This is the biggest popular festivity in Mendoza. In these days, everything vibrates and is decorated. The crowning of a year of hard work in the vineyard is done at the Central Act at the first Saturday of March night at the Greek Theatre Frank Romero Day.
On the Friday evening prior to the Central Act a parade called Via Blanca de las Reinas is done. There floats from each department, and on Saturday morning, there is the Carrousel of the Queens, where, accompanying the same floats of the night before, there are coaches and carts of the colonial era, vintage cars, gauchos on horseback, invited foreign fellows, groups of actors and musicians.
The Harvest Festival begins in the second half of January, with various acts in each of the departments that form the province, which elect a representative among the women from Mendoza, and all of them, in the Central Act, will compete for the National Queen Crown. In these departmental celebrations, is where the cultural and artistic activities delight the rural workers with folk music and dances, typical food, sports and shows of Creole skills.
The venerated image of the Virgin of Carrodilla, patroness of the vineyards, presides over the religious ceremony of the blessing of the fruit, officiated by the Archbishop of Mendoza, at the last Sunday of February. In this occasion, the governor of the province gives the traditional Beat in the grid of the plough, which represents the former ploughmen call to rest.
The festival is a multidisciplinary show where poets, writers, musicians, artists, actors and choreographers are involved.
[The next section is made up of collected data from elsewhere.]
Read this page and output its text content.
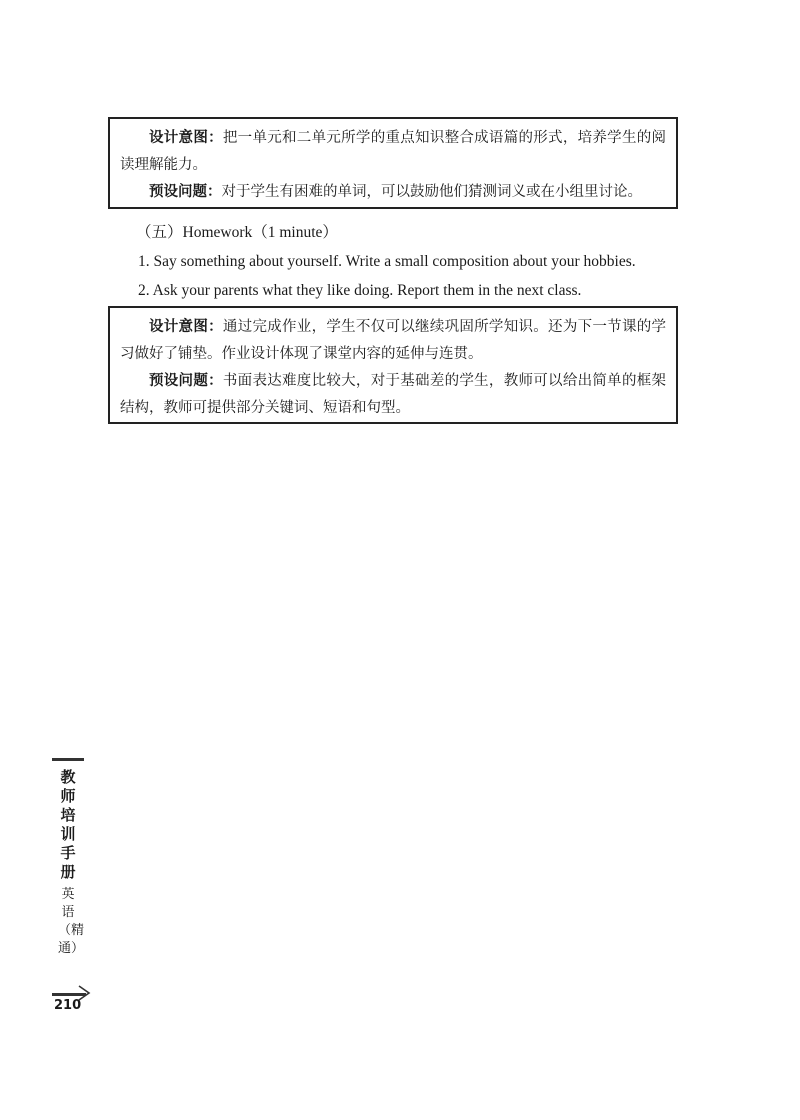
设计意图：把一单元和二单元所学的重点知识整合成语篇的形式，培养学生的阅读理解能力。

预设问题：对于学生有困难的单词，可以鼓励他们猜测词义或在小组里讨论。

（五）Homework（1 minute）
1. Say something about yourself. Write a small composition about your hobbies.
2. Ask your parents what they like doing. Report them in the next class.

设计意图：通过完成作业，学生不仅可以继续巩固所学知识。还为下一节课的学习做好了铺垫。作业设计体现了课堂内容的延伸与连贯。

预设问题：书面表达难度比较大，对于基础差的学生，教师可以给出简单的框架结构，教师可提供部分关键词、短语和句型。

教师培训手册
英语（精通）
210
It is done with around 600 people on the stage, accompanied by more than 250 kilometres of cables, 50 types of pyrotechnic effects to dazzle with tons of fireworks, music, laser beam, and about 400 light boxes.
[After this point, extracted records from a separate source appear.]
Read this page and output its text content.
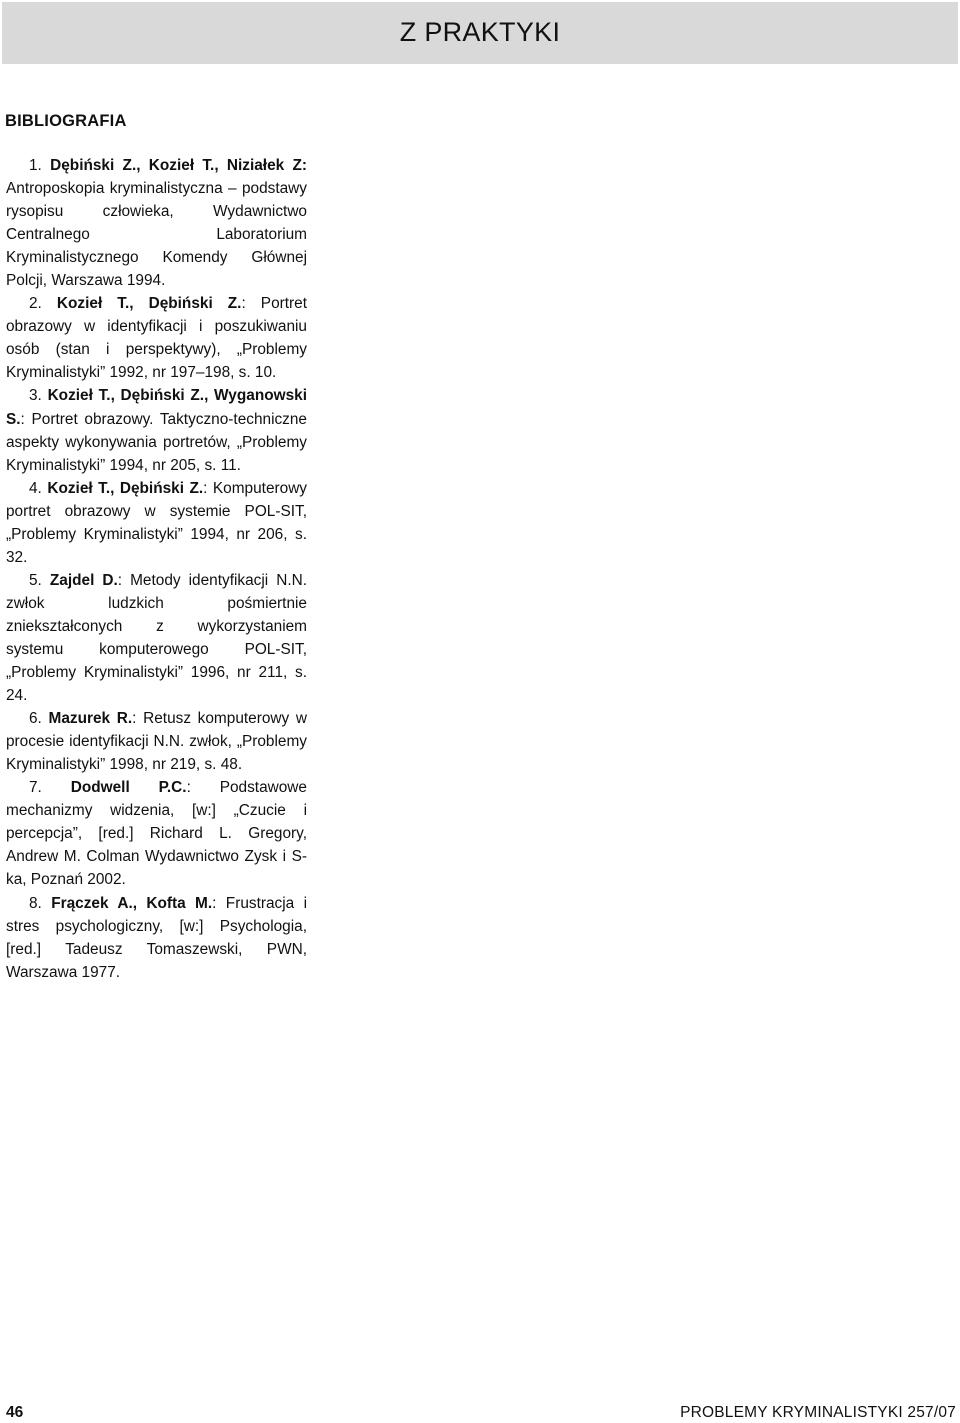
Z PRAKTYKI
BIBLIOGRAFIA

1. Dębiński Z., Kozieł T., Niziałek Z: Antroposkopia kryminalistyczna – podstawy rysopisu człowieka, Wydawnictwo Centralnego Laboratorium Kryminalistycznego Komendy Głównej Polcji, Warszawa 1994.

2. Kozieł T., Dębiński Z.: Portret obrazowy w identyfikacji i poszukiwaniu osób (stan i perspektywy), „Problemy Kryminalistyki” 1992, nr 197–198, s. 10.

3. Kozieł T., Dębiński Z., Wyganowski S.: Portret obrazowy. Taktyczno-techniczne aspekty wykonywania portretów, „Problemy Kryminalistyki” 1994, nr 205, s. 11.

4. Kozieł T., Dębiński Z.: Komputerowy portret obrazowy w systemie POL-SIT, „Problemy Kryminalistyki” 1994, nr 206, s. 32.

5. Zajdel D.: Metody identyfikacji N.N. zwłok ludzkich pośmiertnie zniekształconych z wykorzystaniem systemu komputerowego POL-SIT, „Problemy Kryminalistyki” 1996, nr 211, s. 24.

6. Mazurek R.: Retusz komputerowy w procesie identyfikacji N.N. zwłok, „Problemy Kryminalistyki” 1998, nr 219, s. 48.

7. Dodwell P.C.: Podstawowe mechanizmy widzenia, [w:] „Czucie i percepcja”, [red.] Richard L. Gregory, Andrew M. Colman Wydawnictwo Zysk i S-ka, Poznań 2002.

8. Frączek A., Kofta M.: Frustracja i stres psychologiczny, [w:] Psychologia, [red.] Tadeusz Tomaszewski, PWN, Warszawa 1977.

46	PROBLEMY KRYMINALISTYKI 257/07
Then after the show, takes place the election and the coronation of the National Queen. This is when the public participation reaches its maximum emotion. The show is repeated the following night, accompanied by the performance of major national artists. The Great Festival continues until the beginning of April with folk festivals, performances and sports competitions.
Here we should emphasise the Greek theatre called Frank Romero Day, which lies in the west of the city at the foothills of Cerro de La Gloria. It was designed by the architect Ashley Ramos Correa. It is a gem between the hills and has the capacity for 22,000 seated spectators; the latter are joined by a similar amount which are located in the surrounding hills. Several stages are displayed at different levels; the biggest has 130 metres in the front and offers an angle of 180 degrees of visibility.